I first created a script and tried to test my script by training-testing on a subset of the ImageNet dataset. After resolving some issues, it was working as expected without any errors. But, then I made slight changes to the script, like adding few layers in the neural net, changing the input files and labels, to adapt it to the new dataset. My updated model to be fine-tuned is as follows:

   net:add(SpatialConvolution(3, 96, 7, 7, 2, 2))
   net:add(nn.ReLU(true))
   net:add(SpatialMaxPooling(3, 3, 3, 3))
   net:add(SpatialConvolutionMM(96, 256, 7, 7, 1, 1))
   net:add(nn.ReLU(true))
   net:add(SpatialMaxPooling(2, 2, 2, 2))
   net:add(SpatialConvolutionMM(256, 512, 3, 3, 1, 1, 1, 1))
   net:add(nn.ReLU(true))
   net:add(SpatialConvolutionMM(512, 512, 3, 3, 1, 1, 1, 1))
   net:add(nn.ReLU(true))
   net:add(SpatialConvolutionMM(512, 1024, 3, 3, 1, 1, 1, 1))
   net:add(nn.ReLU(true))
   net:add(SpatialConvolutionMM(1024, 1024, 3, 3, 1, 1, 1, 1))
   net:add(nn.ReLU(true))
   net:add(SpatialMaxPooling(3, 3, 3, 3))
   net:add(SpatialConvolutionMM(1024, 4096, 5, 5, 1, 1))
   net:add(nn.ReLU(true))
   net:add(SpatialConvolutionMM(4096, 4096, 1, 1, 1, 1))
   net:add(nn.ReLU(true))
   net:add(SpatialConvolutionMM(4096, 1000, 1, 1, 1, 1))
   -- net:add(nn.View(1000))
   net:add(nn.ReLU(true))
   net:add(SpatialConvolutionMM(1000, 530, 1, 1, 1, 1))
   net:add(nn.View(530))
   net:add(nn.SoftMax())

I am using nn.ClassNLLCriterion() to train my network. But upon training, I am facing the following error:

==> online epoch # 1 [batchSize = 8]    
/home/adarshc/torch/install/bin/luajit: ...shc/torch/install/share/lua/5.1/nn/ClassNLLCriterion.lua:38: attempt to call method 'type' (a nil value)
stack traceback:
    ...shc/torch/install/share/lua/5.1/nn/ClassNLLCriterion.lua:38: in function 'forward'
    final_2.lua:486: in function 'opfunc'
    /home/adarshc/torch/install/share/lua/5.1/optim/sgd.lua:43: in function 'optimMethod'
    final_2.lua:509: in function 'train'
    final_2.lua:613: in main chunk
    [C]: in function 'dofile'
    ...rshc/torch/install/lib/luarocks/rocks/trepl/scm-1/bin/th:131: in main chunk
    [C]: at 0x00406670

I am unable to resolve it as I'm finding this error non-informative, and thus, difficult to trace and debug. Can someone please help me resolve this issue?

Thanks in advance.


Solution

  • Here when you do a forward on your criterion the second argument (= target) has not the right type, hence this error.
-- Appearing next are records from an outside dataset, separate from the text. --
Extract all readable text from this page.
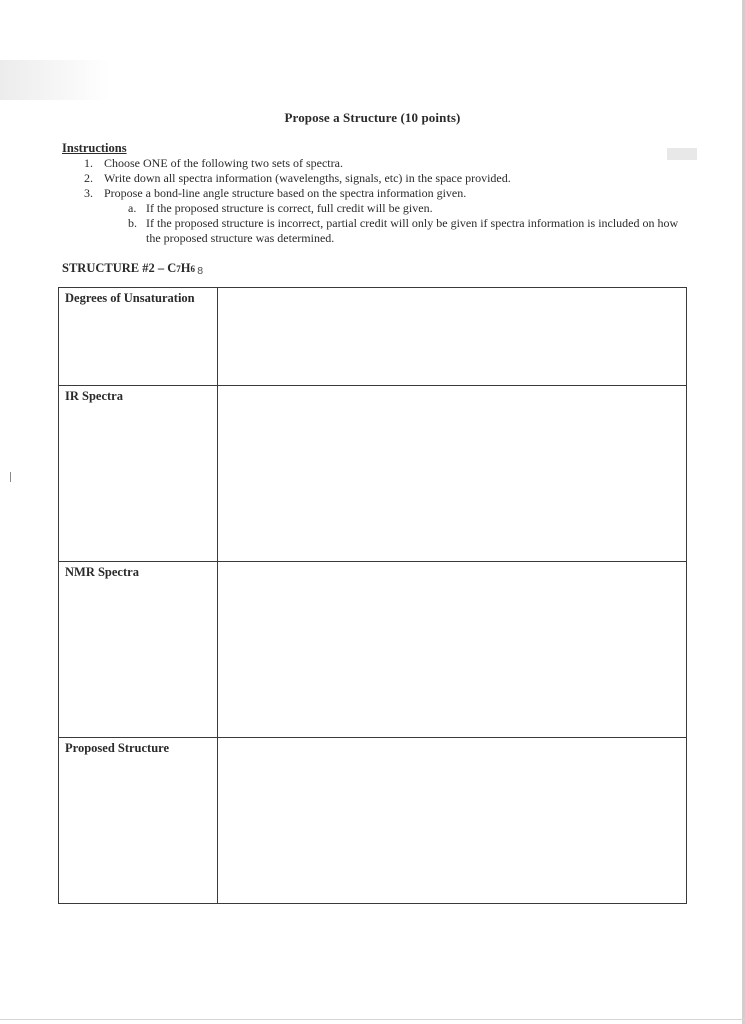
Propose a Structure (10 points)
Instructions
1. Choose ONE of the following two sets of spectra.
2. Write down all spectra information (wavelengths, signals, etc) in the space provided.
3. Propose a bond-line angle structure based on the spectra information given.
a. If the proposed structure is correct, full credit will be given.
b. If the proposed structure is incorrect, partial credit will only be given if spectra information is included on how the proposed structure was determined.
STRUCTURE #2 – C7H6 8
Degrees of Unsaturation	
IR Spectra	
NMR Spectra	
Proposed Structure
    Since you apparently work with mini-batches you are supposed to pass a 1D torch long tensor of size N = mini-batch size (in non batch mode it could be a number or a single element 1D long tensor).

    Note: at training time, right before the nn.ClassNLLCriterion, you should use a nn.LogSoftMax() and not a nn.SoftMax() layer. As an alternative there is a built-in layer that combines both: nn.CrossEntropyCriterion.